Task 3.  Explain why their choice was a bad one, and figure out the original plaintext anyway.

Finally, exhausted from trying to explain modular arithmetic to your boss, you head home from the office.  On the way home in your VacuumPod, you come across a message scrawled in the Pod window, signed with Eviladia’s sign.

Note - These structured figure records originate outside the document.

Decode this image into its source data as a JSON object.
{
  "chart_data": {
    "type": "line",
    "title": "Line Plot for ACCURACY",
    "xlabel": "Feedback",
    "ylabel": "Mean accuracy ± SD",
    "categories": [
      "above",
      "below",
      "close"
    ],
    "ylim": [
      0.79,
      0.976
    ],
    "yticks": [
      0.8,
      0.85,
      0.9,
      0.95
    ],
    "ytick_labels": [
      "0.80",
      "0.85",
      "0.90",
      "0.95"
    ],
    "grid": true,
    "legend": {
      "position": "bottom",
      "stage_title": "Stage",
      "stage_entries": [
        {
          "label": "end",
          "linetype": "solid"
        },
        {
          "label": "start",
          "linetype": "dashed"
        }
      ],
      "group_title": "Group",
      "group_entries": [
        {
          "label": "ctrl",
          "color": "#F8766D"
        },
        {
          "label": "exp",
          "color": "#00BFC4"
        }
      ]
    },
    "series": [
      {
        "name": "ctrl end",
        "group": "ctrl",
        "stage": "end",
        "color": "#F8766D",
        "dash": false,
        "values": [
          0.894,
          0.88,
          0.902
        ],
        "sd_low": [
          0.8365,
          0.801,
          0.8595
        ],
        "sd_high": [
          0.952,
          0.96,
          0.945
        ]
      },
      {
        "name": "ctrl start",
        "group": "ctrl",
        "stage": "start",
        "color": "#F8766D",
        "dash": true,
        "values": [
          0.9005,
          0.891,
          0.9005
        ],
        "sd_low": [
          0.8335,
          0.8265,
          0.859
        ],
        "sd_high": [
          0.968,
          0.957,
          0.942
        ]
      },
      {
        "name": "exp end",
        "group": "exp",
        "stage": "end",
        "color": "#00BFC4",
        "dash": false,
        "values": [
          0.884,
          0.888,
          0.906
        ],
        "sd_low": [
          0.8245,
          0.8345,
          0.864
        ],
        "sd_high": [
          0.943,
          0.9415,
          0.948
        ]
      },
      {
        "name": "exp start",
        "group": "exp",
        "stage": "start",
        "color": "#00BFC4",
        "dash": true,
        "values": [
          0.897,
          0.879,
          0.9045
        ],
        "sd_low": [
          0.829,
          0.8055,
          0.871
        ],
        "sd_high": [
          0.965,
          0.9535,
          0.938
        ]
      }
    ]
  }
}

VELIDAAIAWHSREAELLOYRUABESRABELENOTGUOWSAEERLPNAINGNOTATEKVOREHTWERODLISCNYEUOAHEVONOHEPFOERDANITGIHMSSEASEGEWAMAYWSLEMLNEITNOHTTAUONRXETTRAEGITBSGADHDARAUODNEYRAEWLPNAOTNILFEUCNMEHUMAAMIDNBUMASLAHKAWIRMZNITOOTNIEVTNLAEGRBBACEUAESEWRAGETEITGNITERODHFVANITGLOAENROSUMHCFOTI

Task 4.  Where are they headed next and how do you plan to stop them?

Next day the government calls you back and needs to know more about modular arithmetic.

Task 5. Write them a small Sage routine (using for loops) which will print out a multiplication table modulo $n$ for any $n$.  Hand in your routine, as well as some example output.  Write an explanation as to why you can tell which residues modulo $n$ are not invertible by looking at the table, and illustrate with at least two examples.